B13-1: [A]lso es ist ja irgendwie wissenschaftlich bewiesen […] ist ja einfach ein Fakt so. (I13, Z. 437–441)

B13-2: Aber es sind ja eigentlich Fakten, also die kann keiner bestreiten. Egal ob du jetzt den Wissenschaftler beim Namen nennen kannst oder nicht. (I13, Z. 471–473)
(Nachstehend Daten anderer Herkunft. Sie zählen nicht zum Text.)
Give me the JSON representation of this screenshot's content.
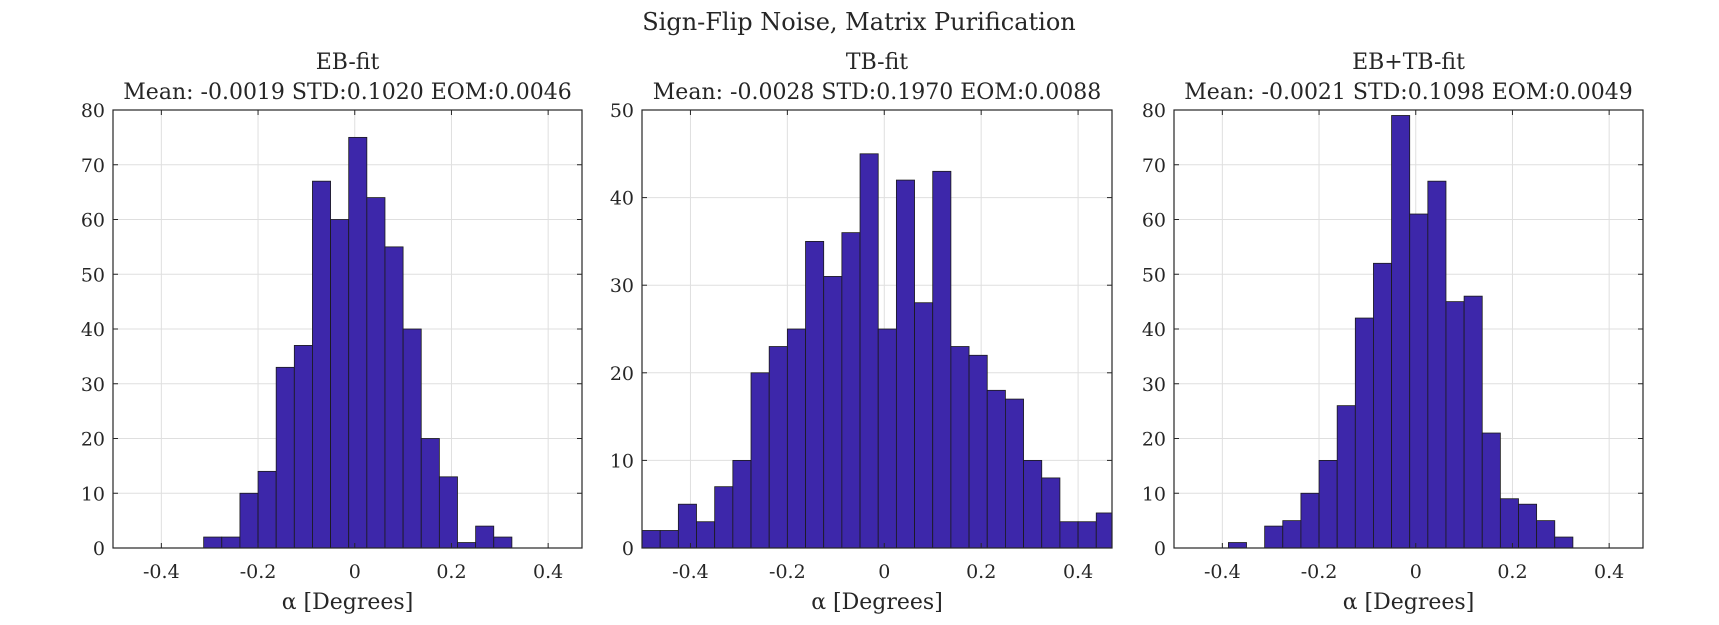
{
  "figure": {
    "title": "Sign-Flip Noise, Matrix Purification"
  },
  "colors": {
    "bar_fill": "#3d27aa",
    "bar_edge": "#1a1a1a",
    "grid": "#dfdfdf",
    "axis": "#262626"
  },
  "chart_data": [
    {
      "type": "bar",
      "title": "EB-fit",
      "subtitle": "Mean: -0.0019 STD:0.1020 EOM:0.0046",
      "xlabel": "α [Degrees]",
      "ylabel": "",
      "xlim": [
        -0.5,
        0.47
      ],
      "ylim": [
        0,
        80
      ],
      "xticks": [
        "-0.4",
        "-0.2",
        "0",
        "0.2",
        "0.4"
      ],
      "xtick_values": [
        -0.4,
        -0.2,
        0,
        0.2,
        0.4
      ],
      "yticks": [
        "0",
        "10",
        "20",
        "30",
        "40",
        "50",
        "60",
        "70",
        "80"
      ],
      "ytick_values": [
        0,
        10,
        20,
        30,
        40,
        50,
        60,
        70,
        80
      ],
      "grid": true,
      "bin_start": -0.5,
      "bin_width": 0.0375,
      "values": [
        0,
        0,
        0,
        0,
        0,
        2,
        2,
        10,
        14,
        33,
        37,
        67,
        60,
        75,
        64,
        55,
        40,
        20,
        13,
        1,
        4,
        2,
        0,
        0,
        0,
        0
      ]
    },
    {
      "type": "bar",
      "title": "TB-fit",
      "subtitle": "Mean: -0.0028 STD:0.1970 EOM:0.0088",
      "xlabel": "α [Degrees]",
      "ylabel": "",
      "xlim": [
        -0.5,
        0.47
      ],
      "ylim": [
        0,
        50
      ],
      "xticks": [
        "-0.4",
        "-0.2",
        "0",
        "0.2",
        "0.4"
      ],
      "xtick_values": [
        -0.4,
        -0.2,
        0,
        0.2,
        0.4
      ],
      "yticks": [
        "0",
        "10",
        "20",
        "30",
        "40",
        "50"
      ],
      "ytick_values": [
        0,
        10,
        20,
        30,
        40,
        50
      ],
      "grid": true,
      "bin_start": -0.5,
      "bin_width": 0.0375,
      "values": [
        2,
        2,
        5,
        3,
        7,
        10,
        20,
        23,
        25,
        35,
        31,
        36,
        45,
        25,
        42,
        28,
        43,
        23,
        22,
        18,
        17,
        10,
        8,
        3,
        3,
        4
      ]
    },
    {
      "type": "bar",
      "title": "EB+TB-fit",
      "subtitle": "Mean: -0.0021 STD:0.1098 EOM:0.0049",
      "xlabel": "α [Degrees]",
      "ylabel": "",
      "xlim": [
        -0.5,
        0.47
      ],
      "ylim": [
        0,
        80
      ],
      "xticks": [
        "-0.4",
        "-0.2",
        "0",
        "0.2",
        "0.4"
      ],
      "xtick_values": [
        -0.4,
        -0.2,
        0,
        0.2,
        0.4
      ],
      "yticks": [
        "0",
        "10",
        "20",
        "30",
        "40",
        "50",
        "60",
        "70",
        "80"
      ],
      "ytick_values": [
        0,
        10,
        20,
        30,
        40,
        50,
        60,
        70,
        80
      ],
      "grid": true,
      "bin_start": -0.5,
      "bin_width": 0.0375,
      "values": [
        0,
        0,
        0,
        1,
        0,
        4,
        5,
        10,
        16,
        26,
        42,
        52,
        79,
        61,
        67,
        45,
        46,
        21,
        9,
        8,
        5,
        2,
        0,
        0,
        0,
        0
      ]
    }
  ]
}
Die beiden Interviewten konstruieren wissenschaftliche Aussagen als unhintergehbare Evidenzen, die keine Begründungsnotwendigkeit mit sich bringen. Dies entspricht nicht, so Latour, der Praxis der Wissenschaften, wonach Fakten „diskutierbar“ (Latour 2006, 197; Hervorh. i. O.) seien – und steht auch dem Wissenschaftsverständnis der Interviewerin entgegen. Aus dieser Perspektive liegt es nahe, die Aussagen der Jugendlichen kritisch zu betrachten: Die Gefahr besteht nämlich darin, dass damit jeglichen wissenschaftlichen Erkenntnissen Gültigkeit zugesprochen wird, was mit ideologischen Wahrheitsbehauptungen einhergehen kann (Hurrelmann/Albrecht 2020b, 121). Weitere Interviewaussagen deuten jedoch darauf hin, dass die Jugendlichen durchaus wissenschaftlich fundierte Fakten identifizieren können und wissenschaftliche Maßstäbe anlegen, wie folgender Interviewauszug zeigt:

I: [W]ürdest du wirklich sagen das sind alles absolute Fakten (luftholen) ähm
B3: Achso. Ja also was ich damit meinte dass man nicht an diesen Dingen zweifeln kann ist (.) dass man nicht daran zweifeln kann dass es den menschengemachten Klimawandel GIBT. Man KANN >also man kann natürlich schon< aber man DARF das nicht leugnen. […] Ähm (.) und ansonsten ich denke SCHON dass man manche Dinge kann man mal anzweifeln? also man muss jetzt nicht jeden Bericht der veröffentlicht wird glauben. ABER wenn der (.) gut gemacht ist wenn er gut äh fundiert ist genügen Quellen (.) ähm von renommierten Institu/ Instu/ Institutionen und alles (.) dann (.) sollten wir als Menschen einfach den Wissenschaftlern GLAUBEN. […] Aber solche Sachen wie das dass wir das 1,5 Grad Ziel erreichen müssen darüber sind sich einfach (.) ist die GROSSE Mehrheit der Wissenschaftler sich einig und deswegen zweifle ich das nicht an. (I3, Z. 524–544)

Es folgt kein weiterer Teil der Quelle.